Человеку на дороге становится тяжело и неспокойно. Он долго смотрит в сторону плоскогорий. Земля после дождя — щедрого и нужного, как раз под налив — лежит во тьме под сполохами зарниц безмолвно, блаженно; вся в ожидании, как роженица, она налита упругой влагою, силой, желанием жизни. Она не помнит ничего — она живет только настоящим, сиюминутным, и еще ожиданием завтрашнего, будущего; прошлая прель лежит в ней безгласно и мертво. И как неудержно, ребячески оптимистично, с шорохом развертывая крепнущие листья и стебли, произрастает в ней жизнь, какое оно живое — ожиданье это!.. И весь мир слышит, и темные тучи там, наверху, тоже слышат, как ворочается подспудно и еще пока беспамятно бьется в ее черной груди одно-единственное слово — жить!..
И человек слышит это. И еще он знает, что там, в земле, на пустячной глубине лежат, оплетенные корнями и корешками, никем не считанные молчаливые клады ржавого железа, тяжелого свинца, изъеденной меди — огненный посев войны, которому никогда не суждено взойти. В его теле тоже рейнский металл, на нем желваками наросло мясо, излишне тугое, жесткое в постоянном усилии удержать осколок, не дать воли его острым, не ржавеющим в человеческой крови кромкам... Он трогает рукою бок, будто проверить хочет, тут ли еще осколок, — да, он здесь, под ребром; и внезапно и отчетливо понимает, до чего они схожи в судьбе своей — он, человек, и земля его; и конечно, думает он скорбно и благодарно, она тоже это помнит, и где-нибудь в лугах или на обочине дороги вот уже треть века хиреют травы, отравленные закисью медных гильз...

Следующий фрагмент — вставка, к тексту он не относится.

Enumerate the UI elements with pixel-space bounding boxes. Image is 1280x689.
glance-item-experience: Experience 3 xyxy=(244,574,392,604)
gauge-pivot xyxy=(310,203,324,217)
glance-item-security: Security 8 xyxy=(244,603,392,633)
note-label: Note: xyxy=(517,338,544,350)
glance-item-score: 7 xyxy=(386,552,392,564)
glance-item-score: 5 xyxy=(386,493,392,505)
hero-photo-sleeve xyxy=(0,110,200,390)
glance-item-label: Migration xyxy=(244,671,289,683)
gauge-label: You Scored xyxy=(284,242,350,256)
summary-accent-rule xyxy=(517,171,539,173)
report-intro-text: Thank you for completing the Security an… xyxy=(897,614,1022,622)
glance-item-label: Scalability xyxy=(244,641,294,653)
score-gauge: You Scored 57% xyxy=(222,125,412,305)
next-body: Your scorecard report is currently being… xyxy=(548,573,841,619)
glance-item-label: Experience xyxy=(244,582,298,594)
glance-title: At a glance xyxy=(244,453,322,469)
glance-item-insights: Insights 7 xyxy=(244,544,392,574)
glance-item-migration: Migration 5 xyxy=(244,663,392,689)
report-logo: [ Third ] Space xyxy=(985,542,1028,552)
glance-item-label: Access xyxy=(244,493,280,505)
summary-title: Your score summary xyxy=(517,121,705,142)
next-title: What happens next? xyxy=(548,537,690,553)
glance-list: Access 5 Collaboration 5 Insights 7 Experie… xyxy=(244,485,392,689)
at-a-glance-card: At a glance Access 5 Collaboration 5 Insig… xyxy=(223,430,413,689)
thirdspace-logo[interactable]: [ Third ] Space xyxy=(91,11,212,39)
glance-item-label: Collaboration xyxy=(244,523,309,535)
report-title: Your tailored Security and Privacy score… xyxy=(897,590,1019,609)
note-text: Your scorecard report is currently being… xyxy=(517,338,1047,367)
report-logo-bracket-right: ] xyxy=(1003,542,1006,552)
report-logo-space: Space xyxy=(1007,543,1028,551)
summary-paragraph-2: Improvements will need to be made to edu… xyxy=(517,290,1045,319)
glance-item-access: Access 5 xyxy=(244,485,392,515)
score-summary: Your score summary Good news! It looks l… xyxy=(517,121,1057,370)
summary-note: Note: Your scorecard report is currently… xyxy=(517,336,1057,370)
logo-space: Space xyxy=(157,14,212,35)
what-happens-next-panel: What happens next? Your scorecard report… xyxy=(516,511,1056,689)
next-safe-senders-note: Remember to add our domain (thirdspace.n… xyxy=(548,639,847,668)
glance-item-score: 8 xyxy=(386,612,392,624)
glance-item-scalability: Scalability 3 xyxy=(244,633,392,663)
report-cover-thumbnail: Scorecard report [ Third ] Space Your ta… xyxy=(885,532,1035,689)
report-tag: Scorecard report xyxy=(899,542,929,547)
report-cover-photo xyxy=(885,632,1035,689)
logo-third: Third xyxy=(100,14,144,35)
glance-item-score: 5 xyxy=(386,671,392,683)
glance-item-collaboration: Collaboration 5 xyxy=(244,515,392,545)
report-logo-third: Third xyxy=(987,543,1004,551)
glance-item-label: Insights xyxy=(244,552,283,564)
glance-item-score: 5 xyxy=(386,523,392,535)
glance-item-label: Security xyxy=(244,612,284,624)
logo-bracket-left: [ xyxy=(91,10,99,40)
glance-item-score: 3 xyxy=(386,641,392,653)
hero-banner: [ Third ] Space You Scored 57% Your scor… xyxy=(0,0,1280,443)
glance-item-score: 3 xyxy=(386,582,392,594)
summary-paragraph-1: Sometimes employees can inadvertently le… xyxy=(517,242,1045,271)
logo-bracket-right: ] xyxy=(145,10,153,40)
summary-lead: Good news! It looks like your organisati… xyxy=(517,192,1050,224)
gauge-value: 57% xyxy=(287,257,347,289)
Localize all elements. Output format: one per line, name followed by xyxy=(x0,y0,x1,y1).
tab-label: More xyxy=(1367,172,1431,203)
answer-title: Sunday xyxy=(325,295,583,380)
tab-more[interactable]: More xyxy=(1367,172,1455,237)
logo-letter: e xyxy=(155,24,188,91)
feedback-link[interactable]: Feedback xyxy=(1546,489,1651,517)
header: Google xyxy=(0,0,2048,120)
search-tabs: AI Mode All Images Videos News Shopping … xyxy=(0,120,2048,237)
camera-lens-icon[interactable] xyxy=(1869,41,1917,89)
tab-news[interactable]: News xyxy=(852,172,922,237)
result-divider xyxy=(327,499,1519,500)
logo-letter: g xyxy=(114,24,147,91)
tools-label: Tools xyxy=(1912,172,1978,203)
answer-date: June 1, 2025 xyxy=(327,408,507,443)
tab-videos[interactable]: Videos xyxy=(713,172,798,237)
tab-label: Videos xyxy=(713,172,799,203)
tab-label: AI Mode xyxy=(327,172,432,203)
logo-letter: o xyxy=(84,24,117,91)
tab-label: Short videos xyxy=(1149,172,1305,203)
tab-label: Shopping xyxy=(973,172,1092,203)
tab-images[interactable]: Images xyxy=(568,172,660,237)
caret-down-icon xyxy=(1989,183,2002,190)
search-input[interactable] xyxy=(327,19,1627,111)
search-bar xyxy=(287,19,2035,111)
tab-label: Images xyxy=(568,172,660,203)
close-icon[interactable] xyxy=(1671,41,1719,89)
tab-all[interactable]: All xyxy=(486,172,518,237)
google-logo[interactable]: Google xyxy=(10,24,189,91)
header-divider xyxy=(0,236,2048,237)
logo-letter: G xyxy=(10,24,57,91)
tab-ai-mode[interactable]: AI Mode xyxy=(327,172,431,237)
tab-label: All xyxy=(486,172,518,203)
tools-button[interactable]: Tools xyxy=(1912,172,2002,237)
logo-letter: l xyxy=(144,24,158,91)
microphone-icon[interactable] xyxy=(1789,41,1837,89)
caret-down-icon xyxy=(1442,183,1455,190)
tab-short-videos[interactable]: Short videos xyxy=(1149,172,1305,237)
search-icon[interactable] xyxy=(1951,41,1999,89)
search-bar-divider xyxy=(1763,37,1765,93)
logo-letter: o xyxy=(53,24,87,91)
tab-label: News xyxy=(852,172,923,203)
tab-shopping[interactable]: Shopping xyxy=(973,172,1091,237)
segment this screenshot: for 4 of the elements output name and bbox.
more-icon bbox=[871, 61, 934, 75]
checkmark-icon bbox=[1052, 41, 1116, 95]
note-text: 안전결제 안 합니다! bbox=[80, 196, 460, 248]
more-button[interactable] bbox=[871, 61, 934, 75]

Или памятно шумят по вечерам старые березы с безобразными наростами коры там, где их, некогда по-девчоночьи молоденьких, изрубило осколками, предназначенными человеку, — в этом тоже их нераздельная суровая судьба.
Все помнит земля. И ночами над степью, над лесами, над спящими в мирном своем жилье людьми и над теми, кто все никак не может уснуть спокойно, встает широко и призрачно, мгновенно брезжит далекий, ни на что другое не похожий трепетный свет... Такой видимый всеми, торопливый, напоминающий что-то, он проникает даже сквозь сомкнутые веки, он врывается, наполняет холодом и тревогой видавшие виды сердца, обожженные души — как дальний набат. Он никого не поднимает, он лишь напоминает, торопясь и волнуясь, — помни!.. Я похож на зарево?! Да, я — зарево. Я неутихающий пожар, я отблеск висячих ракет, я — память! Помни меня, человек! Я знак — над убитыми твоими товарищами, над пеплом, над ржавеющими кладами войны, над ее черными, неживыми посевами, незарастающими ранами...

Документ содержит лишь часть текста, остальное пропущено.